L’annuncio segna uno sviluppo inaspettato dopo anni di repressione. Tra il 2020 e il 2021, infatti, decine di migliaia di cittadini avevano protestato contro la rielezione di Aleksandr Lukašenko, al potere da oltre trent’anni e considerato il principale alleato della Russia in Europa orientale. Le manifestazioni furono duramente represse: centinaia di arresti, lunghe pene detentive e migliaia di persone costrette all’esilio.

Negli ultimi mesi, il presidente statunitense Donald Trump aveva aumentato la pressione diplomatica su Minsk per ottenere la scarcerazione degli oppositori. Un funzionario di Washington ha parlato di “bellissima notizia”, sottolineando il ruolo decisivo del presidente americano.

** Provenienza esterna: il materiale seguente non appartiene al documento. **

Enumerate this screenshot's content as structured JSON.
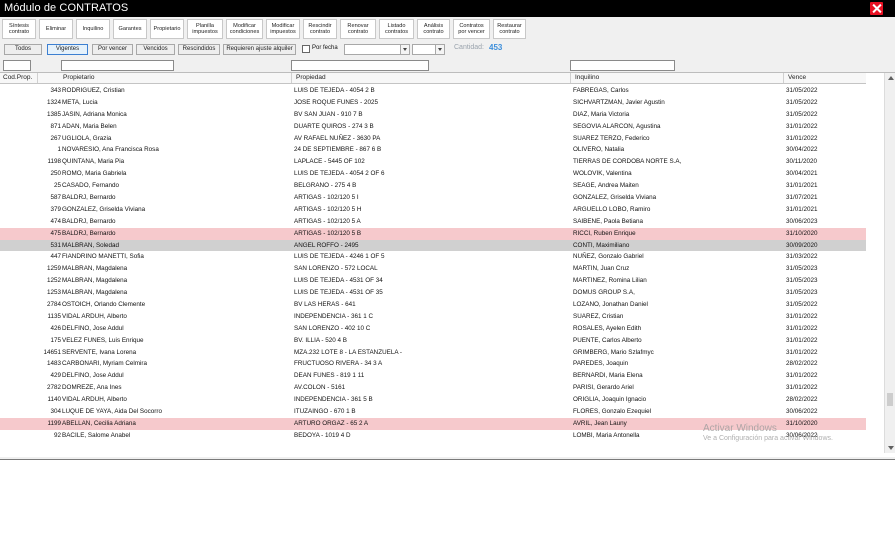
{
  "window": {
    "title": "Módulo de CONTRATOS"
  },
  "toolbar": [
    {
      "label": "Síntesis\ncontrato",
      "w": 34
    },
    {
      "label": "Eliminar",
      "w": 34
    },
    {
      "label": "Inquilino",
      "w": 34
    },
    {
      "label": "Garantes",
      "w": 34
    },
    {
      "label": "Propietario",
      "w": 34
    },
    {
      "label": "Planilla\nimpuestos",
      "w": 36
    },
    {
      "label": "Modificar\ncondiciones",
      "w": 37
    },
    {
      "label": "Modificar\nimpuestos",
      "w": 34
    },
    {
      "label": "Rescindir\ncontrato",
      "w": 34
    },
    {
      "label": "Renovar\ncontrato",
      "w": 36
    },
    {
      "label": "Listado\ncontratos",
      "w": 35
    },
    {
      "label": "Análisis\ncontrato",
      "w": 33
    },
    {
      "label": "Contratos\npor vencer",
      "w": 37
    },
    {
      "label": "Restaurar\ncontrato",
      "w": 33
    }
  ],
  "filters": [
    {
      "label": "Todos",
      "active": false
    },
    {
      "label": "Vigentes",
      "active": true
    },
    {
      "label": "Por vencer",
      "active": false
    },
    {
      "label": "Vencidos",
      "active": false
    },
    {
      "label": "Rescindidos",
      "active": false
    },
    {
      "label": "Requieren ajuste alquiler",
      "active": false
    }
  ],
  "date_filter": {
    "label": "Por fecha",
    "checked": false
  },
  "cantidad": {
    "label": "Cantidad:",
    "value": "453"
  },
  "columns": {
    "cod": "Cod.Prop.",
    "propietario": "Propietario",
    "propiedad": "Propiedad",
    "inquilino": "Inquilino",
    "vence": "Vence"
  },
  "rows": [
    {
      "cod": "343",
      "propietario": "RODRIGUEZ, Cristian",
      "propiedad": "LUIS DE TEJEDA - 4054 2 B",
      "inquilino": "FABREGAS, Carlos",
      "vence": "31/05/2022",
      "hl": ""
    },
    {
      "cod": "1324",
      "propietario": "META, Lucia",
      "propiedad": "JOSE ROQUE FUNES - 2025",
      "inquilino": "SICHVARTZMAN, Javier Agustin",
      "vence": "31/05/2022",
      "hl": ""
    },
    {
      "cod": "1385",
      "propietario": "JASIN, Adriana Monica",
      "propiedad": "BV SAN JUAN - 910 7 B",
      "inquilino": "DIAZ, Maria Victoria",
      "vence": "31/05/2022",
      "hl": ""
    },
    {
      "cod": "871",
      "propietario": "ADAN, Maria Belen",
      "propiedad": "DUARTE QUIROS - 274 3 B",
      "inquilino": "SEGOVIA ALARCON, Agustina",
      "vence": "31/01/2022",
      "hl": ""
    },
    {
      "cod": "267",
      "propietario": "UGLIOLA, Grazia",
      "propiedad": "AV RAFAEL NUÑEZ - 3630 PA",
      "inquilino": "SUAREZ TERZO, Federico",
      "vence": "31/01/2022",
      "hl": ""
    },
    {
      "cod": "1",
      "propietario": "NOVARESIO, Ana Francisca Rosa",
      "propiedad": "24 DE SEPTIEMBRE - 867 6 B",
      "inquilino": "OLIVERO, Natalia",
      "vence": "30/04/2022",
      "hl": ""
    },
    {
      "cod": "1198",
      "propietario": "QUINTANA, Maria Pia",
      "propiedad": "LAPLACE - 5445 OF 102",
      "inquilino": "TIERRAS DE CORDOBA NORTE S.A,",
      "vence": "30/11/2020",
      "hl": ""
    },
    {
      "cod": "250",
      "propietario": "ROMO, Maria Gabriela",
      "propiedad": "LUIS DE TEJEDA - 4054 2 OF 6",
      "inquilino": "WOLOVIK, Valentina",
      "vence": "30/04/2021",
      "hl": ""
    },
    {
      "cod": "25",
      "propietario": "CASADO, Fernando",
      "propiedad": "BELGRANO - 275 4 B",
      "inquilino": "SEAGE, Andrea Maiten",
      "vence": "31/01/2021",
      "hl": ""
    },
    {
      "cod": "587",
      "propietario": "BALDRJ, Bernardo",
      "propiedad": "ARTIGAS - 102/120 5 I",
      "inquilino": "GONZALEZ, Griselda Viviana",
      "vence": "31/07/2021",
      "hl": ""
    },
    {
      "cod": "379",
      "propietario": "GONZALEZ, Griselda Viviana",
      "propiedad": "ARTIGAS - 102/120 5 H",
      "inquilino": "ARGUELLO LOBO, Ramiro",
      "vence": "31/01/2021",
      "hl": ""
    },
    {
      "cod": "474",
      "propietario": "BALDRJ, Bernardo",
      "propiedad": "ARTIGAS - 102/120 5 A",
      "inquilino": "SAIBENE, Paola Betiana",
      "vence": "30/06/2023",
      "hl": ""
    },
    {
      "cod": "475",
      "propietario": "BALDRJ, Bernardo",
      "propiedad": "ARTIGAS - 102/120 5 B",
      "inquilino": "RICCI, Ruben Enrique",
      "vence": "31/10/2020",
      "hl": "pink"
    },
    {
      "cod": "531",
      "propietario": "MALBRAN, Soledad",
      "propiedad": "ANGEL ROFFO - 2495",
      "inquilino": "CONTI, Maximiliano",
      "vence": "30/09/2020",
      "hl": "gray"
    },
    {
      "cod": "447",
      "propietario": "FIANDRINO MANETTI, Sofia",
      "propiedad": "LUIS DE TEJEDA - 4246 1 OF 5",
      "inquilino": "NUÑEZ, Gonzalo Gabriel",
      "vence": "31/03/2022",
      "hl": ""
    },
    {
      "cod": "1259",
      "propietario": "MALBRAN, Magdalena",
      "propiedad": "SAN LORENZO - 572 LOCAL",
      "inquilino": "MARTIN, Juan Cruz",
      "vence": "31/05/2023",
      "hl": ""
    },
    {
      "cod": "1252",
      "propietario": "MALBRAN, Magdalena",
      "propiedad": "LUIS DE TEJEDA - 4531 OF 34",
      "inquilino": "MARTINEZ, Romina Lilian",
      "vence": "31/05/2023",
      "hl": ""
    },
    {
      "cod": "1253",
      "propietario": "MALBRAN, Magdalena",
      "propiedad": "LUIS DE TEJEDA - 4531 OF 35",
      "inquilino": "DOMUS GROUP S.A,",
      "vence": "31/05/2023",
      "hl": ""
    },
    {
      "cod": "2784",
      "propietario": "OSTOICH, Orlando Clemente",
      "propiedad": "BV LAS HERAS - 641",
      "inquilino": "LOZANO, Jonathan Daniel",
      "vence": "31/05/2022",
      "hl": ""
    },
    {
      "cod": "1135",
      "propietario": "VIDAL ARDUH, Alberto",
      "propiedad": "INDEPENDENCIA - 361 1 C",
      "inquilino": "SUAREZ, Cristian",
      "vence": "31/01/2022",
      "hl": ""
    },
    {
      "cod": "426",
      "propietario": "DELFINO, Jose Addul",
      "propiedad": "SAN LORENZO - 402 10 C",
      "inquilino": "ROSALES, Ayelen Edith",
      "vence": "31/01/2022",
      "hl": ""
    },
    {
      "cod": "175",
      "propietario": "VELEZ FUNES, Luis Enrique",
      "propiedad": "BV. ILLIA - 520 4 B",
      "inquilino": "PUENTE, Carlos Alberto",
      "vence": "31/01/2022",
      "hl": ""
    },
    {
      "cod": "14651",
      "propietario": "SERVENTE, Ivana Lorena",
      "propiedad": "MZA.232 LOTE 8 - LA ESTANZUELA -",
      "inquilino": "GRIMBERG, Mario Szlafmyc",
      "vence": "31/01/2022",
      "hl": ""
    },
    {
      "cod": "1483",
      "propietario": "CARBONARI, Myriam Celmira",
      "propiedad": "FRUCTUOSO RIVERA - 34 3 A",
      "inquilino": "PAREDES, Joaquin",
      "vence": "28/02/2022",
      "hl": ""
    },
    {
      "cod": "429",
      "propietario": "DELFINO, Jose Addul",
      "propiedad": "DEAN FUNES - 819 1 11",
      "inquilino": "BERNARDI, Maria Elena",
      "vence": "31/01/2022",
      "hl": ""
    },
    {
      "cod": "2782",
      "propietario": "DOMREZE, Ana Ines",
      "propiedad": "AV.COLON - 5161",
      "inquilino": "PARISI, Gerardo Ariel",
      "vence": "31/01/2022",
      "hl": ""
    },
    {
      "cod": "1140",
      "propietario": "VIDAL ARDUH, Alberto",
      "propiedad": "INDEPENDENCIA - 361 5 B",
      "inquilino": "ORIGLIA, Joaquin Ignacio",
      "vence": "28/02/2022",
      "hl": ""
    },
    {
      "cod": "304",
      "propietario": "LUQUE DE YAYA, Aida Del Socorro",
      "propiedad": "ITUZAINGO - 670 1 B",
      "inquilino": "FLORES, Gonzalo Ezequiel",
      "vence": "30/06/2022",
      "hl": ""
    },
    {
      "cod": "1199",
      "propietario": "ABELLAN, Cecilia Adriana",
      "propiedad": "ARTURO ORGAZ - 65 2 A",
      "inquilino": "AVRIL, Jean Launy",
      "vence": "31/10/2020",
      "hl": "pink"
    },
    {
      "cod": "92",
      "propietario": "BACILE, Salome Anabel",
      "propiedad": "BEDOYA - 1019 4 D",
      "inquilino": "LOMBI, Maria Antonella",
      "vence": "30/06/2022",
      "hl": ""
    }
  ],
  "watermark": {
    "line1": "Activar Windows",
    "line2": "Ve a Configuración para activar Windows."
  }
}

Il rilascio ha incluso anche nove giornalisti e blogger, tra cui Ihar Losik di Radio Free Europe/Radio Liberty, finanziata dagli Stati Uniti. La presidente della Commissione europea Ursula von der Leyen ha espresso soddisfazione per la liberazione di Khilo, mentre l’opposizione bielorussa in esilio ha invitato a non abbassare la guardia. “Più di 1.200 prigionieri politici restano dietro le sbarre”, ha ricordato Svetlana Tichanovskaja.

Secondo l’agenzia Belta, tra le persone rilasciate ci sono anche 14 stranieri (sei lituani, due lettoni, due polacchi, due tedeschi, un francese e un britannico). La maggior parte ha raggiunto la Lituania, paese che accoglie una vasta comunità bielorussa.

Il giorno stesso, l’inviato statunitense John Coale ha annunciato a Minsk la revoca delle sanzioni contro la compagnia aerea statale Belavia, confermando che la liberazione dei prigionieri è parte di un più ampio riavvicinamento diplomatico tra Bielorussia e Stati Uniti.